You’ve probably heard of Kiribati by now. If you haven’t, then you know, it’s one of those Pacific Island atoll nations that are facing being wiped off the map by climate change. Well at least that’s what’s in store in the longer-term for them if we continue with business as usual. Here’s the deal: by 2030, sea level in Kiribati is projected to rise between 5-14cm, and by 2100 it’s likely to be at least 1 meter – which would be enough to swamp most of the islands.
But there is quite a lot of misinformation going around about how Kiribati is faring in the present. A recent explosion of headlines have suggested they’re already getting ready to relocate, but in truth, the Kiribati government purchased the land in Fiji as a place to grow food on, and there are no plans to relocate people there. These super-emotive stories do Kiribati a great disservice, and they’re giving the world an excuse to give up on Kiribati because it seems to be too late. The reality is that the situation is much more complicated.
Over the last 20 years, sea level has risen 1–4mm per year across Kiribati, which is below the global average of 2.8-3.6mm per year, but it is still significant enough to cause salt water intrusion into groundwater in places at king tides, and coastal erosion. How much of that sea level rise is due to climate change is not clear either – because phenomena like the El Nino-Southern Oscillation cause natural fluctuations in sea level that are hard to quantify. So relocation is on the horizon, but probably not for another decade or two at least.
However, life in Kiribati is getting increasingly challenged by other climate impacts like hotter temperatures, changing rainfall patterns, ocean acidification and increased drought. So Kiribati is already locked into some significant climate change impacts such as these, but the worst of them could be halted if we get successful at mobilising the world to stop burning coal, and phase out other fossil fuels.
So while it’s a complicated situation, and sea level rise will increasingly grab attention, I can say from first hand experience that Kiribati is a land and people that is worth fighting tooth and nail to save. Let me explain.
I first stepped onto the low-lying land of South Tarawa – the most populated atoll in Kiribati – two years ago, and was immediately confronted by the swathes of rubbish lying sprawled across the island, and the high population density for such a narrow strip of land. It’s a stark contrast to the outer atolls, which are sparsely populated and by in large clean. The culture is rich and unique, and the singing exquisite.
So I was intrigued to see how things had or hadn’t changed when I returned last week, after an invitation from the International Transport Workers Federation (ITF) to assist them with a climate change workshop with a group of 30 local seafarers.

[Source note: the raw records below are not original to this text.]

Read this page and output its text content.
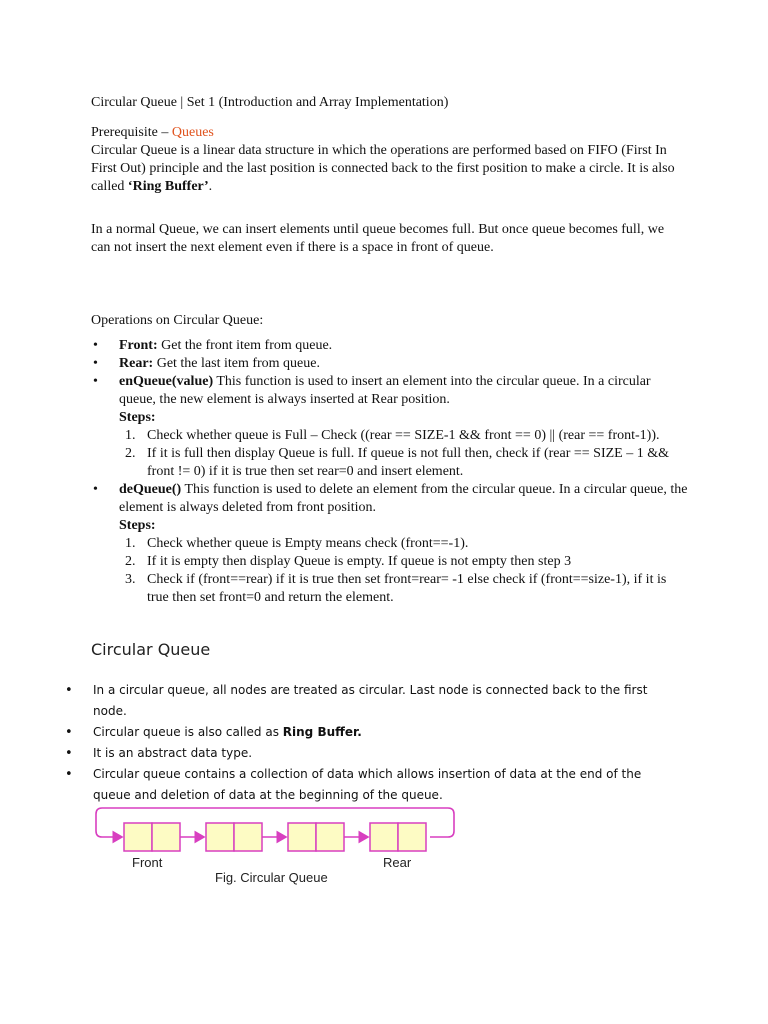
Circular Queue | Set 1 (Introduction and Array Implementation)

Prerequisite – Queues

Circular Queue is a linear data structure in which the operations are performed based on FIFO (First In First Out) principle and the last position is connected back to the first position to make a circle. It is also called ‘Ring Buffer’.

In a normal Queue, we can insert elements until queue becomes full. But once queue becomes full, we can not insert the next element even if there is a space in front of queue.

Operations on Circular Queue:

• Front: Get the front item from queue.
• Rear: Get the last item from queue.
• enQueue(value) This function is used to insert an element into the circular queue. In a circular queue, the new element is always inserted at Rear position.
Steps:
1. Check whether queue is Full – Check ((rear == SIZE-1 && front == 0) || (rear == front-1)).
2. If it is full then display Queue is full. If queue is not full then, check if (rear == SIZE – 1 && front != 0) if it is true then set rear=0 and insert element.
• deQueue() This function is used to delete an element from the circular queue. In a circular queue, the element is always deleted from front position.
Steps:
1. Check whether queue is Empty means check (front==-1).
2. If it is empty then display Queue is empty. If queue is not empty then step 3
3. Check if (front==rear) if it is true then set front=rear= -1 else check if (front==size-1), if it is true then set front=0 and return the element.

Circular Queue

• In a circular queue, all nodes are treated as circular. Last node is connected back to the first node.
• Circular queue is also called as Ring Buffer.
• It is an abstract data type.
• Circular queue contains a collection of data which allows insertion of data at the end of the queue and deletion of data at the beginning of the queue.
Front	Rear
Fig. Circular Queue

As I stepped back onto the narrow strip of land, I quickly became amazed at how much the place had been cleaned up – litter wasn’t covering the sides of the road like it had 2 years ago. After catching up with our local 350.org organisers, Claire Anterea and Toani from “350 KiriCAN”, it became apparent that they had led much of this clean-up, and had mobilized thousands of locals to do it (okay, there’s still lots of rubbish to clean up, but they’ve put a good dent into it). I also then found out that in the last year, they’ve made their way out to 10 of the outer atolls to run 350 workshops with locals, and have documented local climate impacts – such as the diminishing size of breadfruit crops due to changes in rainfall patterns, and salt-water intrusion into the ground water.
So while Kiribati faces an unbelievably tough long term future, the action on the ground to educate communities, build resilience and clean up the islands was deeply inspiring. It really drove home to me that Kiribati is by no means a lost cause, and that we have to fight harder than ever to save this most incredible and intriguing place.
It also highlighted to me that foreign donor agencies and the Kiribati government are dramatically improving their efforts. And perhaps the most important lesson that they’re starting to grapple is that solving Kiribati’s many problems don’t just require expensive technical fixes, but require the mobilization of the community in positive, local action. That’s what the 350 KiriCAN team is demonstrating amazingly, and their team just got bigger thanks to the ITF climate change workshop.
At the workshop, the local seafarers initiated a climate change taskforce in partnership with 350 KiriCAN to reach out to villages across Kiribati. The support of the local seafarers is significant – they represent about 20% of the Kiribati economy, and carry great sway within the local community.
So as they lead their awesome work on the ground in Kiribati, it’s our task to never give up on Kiribati, and to fight so that they could at least dare to hope that they won’t have to be forced from their land.
Our thanks to the ITF for the awesome work they’re doing, and we’re excited to keep partnering with them over the coming years!